Der Eintritt der Sünde in die Menschheit
Die Sünde konnte nur durch das erste Übertreten eines Verbots durch einen Menschen in die Menschheit gelangen. Um das zu bewerkstelligen, pflanzte Elohim in die Mitte von Eden den Baum der Erkenntnis des Guten und Bösen und versah dessen verlockende Früchte mit dem Verbot, von ihnen zu essen. Damit nicht genug, schickte Elohim die Schlange, die durch geschickte Rhetorik die anfänglichen Bedenken von Eva zerstreute, sie zum Essen verführte und somit ihrem Titel „Menschentöter“ gerecht wurde (1.Mose 3,1-7).
Denn durch diese erste Übertretung kam der Tod über alle Menschen (Römer 5,12). Gemeint ist hier aber nicht der sofortige körperliche Tod, sondern die Störung der Lebensgemeinschaft zwischen Gott und den Menschen: „Nachdem er den Menschen ausgetrieben hatte, ließ Er ihn gen Osten vom Garten in Eden weilen, und der setzte die Cherubim und die Flamme des zuckenden Schwertes davor, um den Weg zum Baum des Lebens zu bewachen“ (1. Mose 3,24). Der Tod ist also hier nicht das sofortige Aufhören der Existenz, sondern eine Existenz in einer gestörten Gottesbeziehung (1.Johannes 3,14; Offenbarung 3,1; 1.Timotheus 5,6; Lk. 15,24; 15,32; Epheser 5,14). Nur das Hinwenden zu Gott bringt Menschen aus diesem (bildlichen)Tod in das Leben (Epheser 2,5; Kolosser 2,13; Sprüche 4,23; 22,4-5; Amos 5,4-6; Psalm 22,27; 69,33). Durch den Sündenfall Adams wurden wir aber das Gute und Böse erkennende Menschen.
Denn was passierte nach dem Sündenfall Adams? Der Tod kam zu allen Menschen, worauf „alle sündigten“ (Römer 5,12).
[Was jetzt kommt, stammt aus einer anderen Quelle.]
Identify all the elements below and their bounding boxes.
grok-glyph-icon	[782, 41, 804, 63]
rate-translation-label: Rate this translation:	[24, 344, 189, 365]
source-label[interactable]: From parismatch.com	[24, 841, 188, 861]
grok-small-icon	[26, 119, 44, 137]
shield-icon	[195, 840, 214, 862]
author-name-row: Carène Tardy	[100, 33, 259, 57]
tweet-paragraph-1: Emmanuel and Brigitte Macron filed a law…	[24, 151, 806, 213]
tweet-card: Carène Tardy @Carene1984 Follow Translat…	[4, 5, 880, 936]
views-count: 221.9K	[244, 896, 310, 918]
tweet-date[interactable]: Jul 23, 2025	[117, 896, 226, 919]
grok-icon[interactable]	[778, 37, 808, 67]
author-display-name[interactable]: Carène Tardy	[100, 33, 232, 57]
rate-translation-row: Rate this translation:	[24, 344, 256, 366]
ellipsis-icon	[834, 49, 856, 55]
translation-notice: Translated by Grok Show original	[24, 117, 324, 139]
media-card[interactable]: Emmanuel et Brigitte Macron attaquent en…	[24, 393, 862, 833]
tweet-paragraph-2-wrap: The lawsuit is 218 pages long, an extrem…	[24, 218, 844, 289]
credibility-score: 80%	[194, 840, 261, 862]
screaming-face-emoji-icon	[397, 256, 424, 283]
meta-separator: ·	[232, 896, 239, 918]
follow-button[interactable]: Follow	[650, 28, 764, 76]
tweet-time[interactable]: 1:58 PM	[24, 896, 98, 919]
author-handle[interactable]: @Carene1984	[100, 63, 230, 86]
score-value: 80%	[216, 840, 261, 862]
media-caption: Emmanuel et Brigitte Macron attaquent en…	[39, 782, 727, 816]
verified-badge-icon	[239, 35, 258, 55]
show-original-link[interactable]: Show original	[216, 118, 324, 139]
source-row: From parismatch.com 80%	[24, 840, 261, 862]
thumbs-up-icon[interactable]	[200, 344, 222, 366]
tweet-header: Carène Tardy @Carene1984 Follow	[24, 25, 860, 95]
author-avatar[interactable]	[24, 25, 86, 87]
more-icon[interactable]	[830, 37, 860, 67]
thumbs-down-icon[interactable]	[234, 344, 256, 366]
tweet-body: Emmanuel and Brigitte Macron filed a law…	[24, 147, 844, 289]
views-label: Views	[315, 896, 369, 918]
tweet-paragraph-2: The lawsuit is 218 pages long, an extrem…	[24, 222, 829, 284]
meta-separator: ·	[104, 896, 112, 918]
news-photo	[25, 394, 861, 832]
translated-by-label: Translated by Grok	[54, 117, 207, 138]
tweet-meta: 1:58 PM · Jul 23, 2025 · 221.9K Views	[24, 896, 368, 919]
Diese Entwicklung lag in Gottes Heilsplan, „denn Gott schließt alle zusammen in Widerspenstigkeit ein, damit Er sich aller erbarme!“ (Römer 11,32).
Das Ende der Sünde
Aus diesem Grunde wird der Tod als letzter Feind bezeichnet und wird von Gott unwirksam gemacht werden (1. Kor. 15,26).
Der Weg war der Tod Christi: „Denn wie in Adam alle sterben, so werden auch in Christus alle lebendig gemacht werden“ (1. Kor. 15,22). Sowohl das Sterben durch Adam, sowie auch das Lebendig machen durch Christus bezieht sich nicht nur auf das Körperliche. Christus ist nicht in erster Linie dafür gestorben, dass der Mensch endlos leben kann. Nein, Christus wird die Sündenfolge Adams, die zerstörte Beziehung des Schöpfers zum Menschen, wieder zurecht bringen. Alle Menschen leiden unter dem Sündenfall Adams, alle Menschen werden auch auch davon erlöst. Das ist die Aussage von 1.Kor. 15,22.
Wenn alle Menschen dann lebendig gemacht werden, wird diese Verheißung erfüllt werden: „So wahr ich lebe, spricht der Herr, mir wird sich jedes Knie beugen, und jede Zunge wird Gott bekennen.“ (Röm. 14,11).
Ideen zu einigen Teile entstammen dem empfehlenswerten Buch „Das Böse – Ursprung, Zweck und Ziel“ von A.E. Knoch [3].